The word “broken” is found 133 times in the Bible. In Scripture, brokenness refers to commands and covenants, babies being born, sacrifices, clay pots, and sinners that perish. Things that are broken include:
- Pagan altars and weapons.
- Idols and city walls.
- Yokes and bread.
- Cities and nations.
Not once does the Bible infer that people are fundamentally broken.
What About The Fall?
We Christians get the redemption story skewed when we start reading the Bible from Genesis chapter 3 and what is commonly called “The fall of man.”
But the Bible doesn’t begin with sin. It starts with a creation that God calls very good. Humans are made in God’s Image and are inherently good and not broken. Yes, we are all flawed and sometimes the imperfect world we live in causes “a state of strong emotional pain that stops someone from living a normal or healthy life.” But that is not every person’s experience all the time.
What About Job?
I am not suggesting that some people may not feel broken. In almost four decades of pastoral ministry, I have spoken to many people who have told me they are worn out by what life has dished up to them. I have had the privilege to journey and pray with these people as they seek God’s healing presence. I have watched God do wonders as he has rejuvenated these precious people.
Job is a classic example of brokenness. And no wonder after losing his children, livelihood, and health. Who wouldn’t feel completely devastated? “My spirit is broken, my days are cut short, the grave awaits me,” utters this shattered man.
The Broken Hearted
Many have experienced unfair treatment and its resulting pain and anguish.
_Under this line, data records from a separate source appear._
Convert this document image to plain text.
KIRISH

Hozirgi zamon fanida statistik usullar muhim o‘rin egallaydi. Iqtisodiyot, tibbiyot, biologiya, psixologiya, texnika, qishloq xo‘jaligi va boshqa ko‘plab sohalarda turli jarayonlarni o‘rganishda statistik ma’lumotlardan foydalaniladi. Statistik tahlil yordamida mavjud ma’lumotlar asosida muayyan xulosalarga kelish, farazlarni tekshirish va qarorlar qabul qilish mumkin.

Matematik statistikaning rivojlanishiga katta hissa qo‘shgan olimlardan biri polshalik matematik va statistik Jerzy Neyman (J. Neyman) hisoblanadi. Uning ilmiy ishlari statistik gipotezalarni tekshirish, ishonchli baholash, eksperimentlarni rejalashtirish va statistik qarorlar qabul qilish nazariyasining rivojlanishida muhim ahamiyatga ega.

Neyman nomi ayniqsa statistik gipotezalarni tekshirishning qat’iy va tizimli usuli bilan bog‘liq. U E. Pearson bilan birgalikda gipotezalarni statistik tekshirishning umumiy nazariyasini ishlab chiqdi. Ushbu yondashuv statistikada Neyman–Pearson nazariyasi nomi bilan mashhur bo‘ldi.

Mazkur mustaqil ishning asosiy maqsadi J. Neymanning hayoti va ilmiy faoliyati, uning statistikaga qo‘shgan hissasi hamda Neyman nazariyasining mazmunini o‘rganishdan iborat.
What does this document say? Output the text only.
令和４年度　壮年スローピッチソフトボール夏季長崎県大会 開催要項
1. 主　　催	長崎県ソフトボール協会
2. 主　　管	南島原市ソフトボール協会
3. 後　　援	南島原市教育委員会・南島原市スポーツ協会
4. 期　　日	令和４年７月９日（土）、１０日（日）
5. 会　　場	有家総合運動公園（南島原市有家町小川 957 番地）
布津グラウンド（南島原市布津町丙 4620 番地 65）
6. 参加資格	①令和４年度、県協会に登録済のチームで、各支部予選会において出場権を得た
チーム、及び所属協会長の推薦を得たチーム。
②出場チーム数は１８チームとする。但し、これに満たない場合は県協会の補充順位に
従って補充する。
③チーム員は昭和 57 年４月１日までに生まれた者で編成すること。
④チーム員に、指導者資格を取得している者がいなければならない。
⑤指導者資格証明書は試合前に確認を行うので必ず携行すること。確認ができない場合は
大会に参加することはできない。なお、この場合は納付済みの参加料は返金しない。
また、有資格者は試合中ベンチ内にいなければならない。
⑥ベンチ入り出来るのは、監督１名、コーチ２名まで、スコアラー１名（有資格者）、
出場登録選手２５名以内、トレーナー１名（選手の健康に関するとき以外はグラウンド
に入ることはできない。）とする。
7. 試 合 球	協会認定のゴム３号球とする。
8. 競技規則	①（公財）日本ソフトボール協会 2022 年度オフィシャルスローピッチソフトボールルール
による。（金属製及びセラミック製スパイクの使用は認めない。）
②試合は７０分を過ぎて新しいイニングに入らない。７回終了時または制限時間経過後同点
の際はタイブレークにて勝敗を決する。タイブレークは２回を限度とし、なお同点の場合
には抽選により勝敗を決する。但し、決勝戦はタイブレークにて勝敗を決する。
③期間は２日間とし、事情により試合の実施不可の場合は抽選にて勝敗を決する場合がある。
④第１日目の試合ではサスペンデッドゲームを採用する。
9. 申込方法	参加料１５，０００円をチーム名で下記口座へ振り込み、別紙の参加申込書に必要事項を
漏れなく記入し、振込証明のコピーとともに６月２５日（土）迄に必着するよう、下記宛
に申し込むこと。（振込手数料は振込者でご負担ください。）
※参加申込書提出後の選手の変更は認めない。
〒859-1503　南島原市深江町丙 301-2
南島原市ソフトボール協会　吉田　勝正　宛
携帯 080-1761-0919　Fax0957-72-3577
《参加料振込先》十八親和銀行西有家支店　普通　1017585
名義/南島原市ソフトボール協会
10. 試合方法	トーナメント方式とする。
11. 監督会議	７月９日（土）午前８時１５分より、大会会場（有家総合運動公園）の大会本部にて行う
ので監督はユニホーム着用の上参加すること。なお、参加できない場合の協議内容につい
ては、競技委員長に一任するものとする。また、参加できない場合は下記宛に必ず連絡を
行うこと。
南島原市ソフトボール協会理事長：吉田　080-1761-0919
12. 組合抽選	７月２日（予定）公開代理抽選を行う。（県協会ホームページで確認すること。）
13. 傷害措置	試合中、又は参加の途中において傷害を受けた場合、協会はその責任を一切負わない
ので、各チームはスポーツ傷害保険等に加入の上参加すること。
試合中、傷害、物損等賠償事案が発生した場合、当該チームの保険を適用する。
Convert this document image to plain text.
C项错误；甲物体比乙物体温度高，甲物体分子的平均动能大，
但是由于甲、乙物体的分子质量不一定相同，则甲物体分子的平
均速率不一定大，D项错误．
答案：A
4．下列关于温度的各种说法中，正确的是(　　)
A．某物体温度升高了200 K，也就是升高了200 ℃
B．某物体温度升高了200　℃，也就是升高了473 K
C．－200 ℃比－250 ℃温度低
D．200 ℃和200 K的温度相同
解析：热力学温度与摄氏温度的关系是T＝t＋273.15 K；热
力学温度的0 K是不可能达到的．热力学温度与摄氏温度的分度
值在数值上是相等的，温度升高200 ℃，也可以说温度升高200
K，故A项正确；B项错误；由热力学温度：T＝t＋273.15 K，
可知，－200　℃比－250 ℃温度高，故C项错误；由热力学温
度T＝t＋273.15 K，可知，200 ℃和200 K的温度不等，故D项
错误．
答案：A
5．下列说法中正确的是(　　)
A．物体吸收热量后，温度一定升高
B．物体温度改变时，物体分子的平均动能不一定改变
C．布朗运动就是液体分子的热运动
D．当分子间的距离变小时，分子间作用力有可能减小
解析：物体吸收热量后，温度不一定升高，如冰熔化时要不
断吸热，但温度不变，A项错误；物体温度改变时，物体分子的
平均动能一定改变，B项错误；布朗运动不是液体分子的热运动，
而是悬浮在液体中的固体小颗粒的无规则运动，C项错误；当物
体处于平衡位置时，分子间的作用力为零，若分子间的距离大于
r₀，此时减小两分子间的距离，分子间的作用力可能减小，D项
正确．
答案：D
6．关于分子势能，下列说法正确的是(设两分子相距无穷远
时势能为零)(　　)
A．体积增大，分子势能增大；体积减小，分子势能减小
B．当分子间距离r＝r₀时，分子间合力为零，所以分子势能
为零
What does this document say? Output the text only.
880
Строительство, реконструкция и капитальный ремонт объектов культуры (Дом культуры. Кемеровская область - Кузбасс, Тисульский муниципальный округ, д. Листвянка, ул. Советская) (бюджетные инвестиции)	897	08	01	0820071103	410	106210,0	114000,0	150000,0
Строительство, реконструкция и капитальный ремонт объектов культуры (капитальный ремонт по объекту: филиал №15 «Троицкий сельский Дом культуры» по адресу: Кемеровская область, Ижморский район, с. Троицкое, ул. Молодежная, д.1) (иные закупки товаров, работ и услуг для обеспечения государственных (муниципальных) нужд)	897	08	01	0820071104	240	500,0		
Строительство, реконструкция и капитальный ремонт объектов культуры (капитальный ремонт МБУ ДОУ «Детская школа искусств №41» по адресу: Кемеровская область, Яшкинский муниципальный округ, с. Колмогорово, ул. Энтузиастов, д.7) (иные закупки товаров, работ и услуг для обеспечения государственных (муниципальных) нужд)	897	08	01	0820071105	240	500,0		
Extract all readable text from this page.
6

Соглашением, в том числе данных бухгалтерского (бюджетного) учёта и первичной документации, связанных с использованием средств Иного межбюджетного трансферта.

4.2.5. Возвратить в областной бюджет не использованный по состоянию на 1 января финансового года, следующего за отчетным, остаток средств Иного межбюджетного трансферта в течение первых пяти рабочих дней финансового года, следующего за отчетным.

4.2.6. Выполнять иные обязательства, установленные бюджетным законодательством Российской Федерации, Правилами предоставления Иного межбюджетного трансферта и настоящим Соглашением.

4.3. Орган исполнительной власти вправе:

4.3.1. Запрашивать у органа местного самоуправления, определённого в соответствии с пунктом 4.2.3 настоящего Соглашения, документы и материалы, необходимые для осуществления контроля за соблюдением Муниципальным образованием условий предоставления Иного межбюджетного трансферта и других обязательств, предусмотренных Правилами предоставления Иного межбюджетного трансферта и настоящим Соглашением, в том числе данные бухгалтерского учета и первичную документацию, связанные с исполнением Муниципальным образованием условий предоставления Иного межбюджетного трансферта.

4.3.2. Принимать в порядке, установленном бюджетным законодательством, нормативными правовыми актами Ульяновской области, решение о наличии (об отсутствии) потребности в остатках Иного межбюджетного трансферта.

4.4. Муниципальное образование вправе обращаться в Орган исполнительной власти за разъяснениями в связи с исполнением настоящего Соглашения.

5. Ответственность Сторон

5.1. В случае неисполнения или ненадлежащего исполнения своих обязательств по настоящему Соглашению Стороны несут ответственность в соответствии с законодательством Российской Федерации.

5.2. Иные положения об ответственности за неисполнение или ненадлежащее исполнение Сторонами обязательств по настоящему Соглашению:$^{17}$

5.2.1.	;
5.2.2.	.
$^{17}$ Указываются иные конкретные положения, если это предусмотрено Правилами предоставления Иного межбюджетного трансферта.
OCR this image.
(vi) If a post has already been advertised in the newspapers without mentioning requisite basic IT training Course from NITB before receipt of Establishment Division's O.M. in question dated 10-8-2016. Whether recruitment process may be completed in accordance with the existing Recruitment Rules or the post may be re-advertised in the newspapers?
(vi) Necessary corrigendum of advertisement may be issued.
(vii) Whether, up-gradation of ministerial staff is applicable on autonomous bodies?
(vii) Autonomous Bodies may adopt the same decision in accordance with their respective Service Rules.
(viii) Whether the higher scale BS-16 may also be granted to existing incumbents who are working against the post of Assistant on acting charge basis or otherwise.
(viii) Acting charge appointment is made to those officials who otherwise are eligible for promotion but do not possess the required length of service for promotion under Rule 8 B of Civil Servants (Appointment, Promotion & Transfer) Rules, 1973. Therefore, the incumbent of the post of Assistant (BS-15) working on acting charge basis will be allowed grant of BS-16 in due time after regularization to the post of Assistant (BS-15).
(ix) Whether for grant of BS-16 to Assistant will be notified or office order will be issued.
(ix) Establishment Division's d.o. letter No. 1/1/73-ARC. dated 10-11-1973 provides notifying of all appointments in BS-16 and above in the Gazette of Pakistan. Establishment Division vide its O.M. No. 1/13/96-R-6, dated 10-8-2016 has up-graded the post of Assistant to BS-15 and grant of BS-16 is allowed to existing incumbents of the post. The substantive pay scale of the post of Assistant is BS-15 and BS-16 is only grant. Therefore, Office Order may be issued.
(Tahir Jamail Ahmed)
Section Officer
The Scriptures are full of comfort and reassurance to such people. Consider David’s song (Psalm 31), composed when his enemies conspired against him to take his life: “I am forgotten as though I were dead; I have become like broken pottery.”
David’s ancient words nourish suffering souls: “The Lord is close to the brokenhearted and saves those who are crushed in spirit.” The Bible has much to say to those whose hearts are broken. God “heals the brokenhearted and binds up their wounds.”
At the beginning of his ministry, Jesus quoted Isaiah as a foretaste of his mission: “The Spirit of the Sovereign Lord is on me because the Lord has anointed me to proclaim good news to the poor. He has sent me to bind up the brokenhearted, to proclaim freedom for the captives and release from darkness for the prisoners.”
A Broken Spirit
Maybe you’re thinking of David’s words when the prophet Nathan came to him after he had committed adultery with Bathsheba. Psalm 51 is David’s penitent prayer as he seeks God’s mercy and unfailing love. “My sacrifice, O God, is a broken spirit; a broken and contrite heart you, God, will not despise.”
There is no doubt that David was broken by his adultery and the subsequent death of his son. I am so grateful that he wrote a song about his experiences and that the Holy Spirit has preserved it for successive generations. I have read this song numerous times as I have processed my failures and offences. David’s words are full of raw emotion and genuine remorse. His foolishness crushed his spirit, and he viewed God as the only one who could restore him. But this did not mean that David was forever broken any more than we are.
If you find yourself brokenhearted by the stuff life has served up to you or by your poor choices, I hope you will find consolation and reassurance in these words. The Father’s arms are open wide, ready to forgive and restore. I also hope you are encouraged by the realisation that you are not innately broken. You are created in God’s image. You are awesomely and wonderfully made.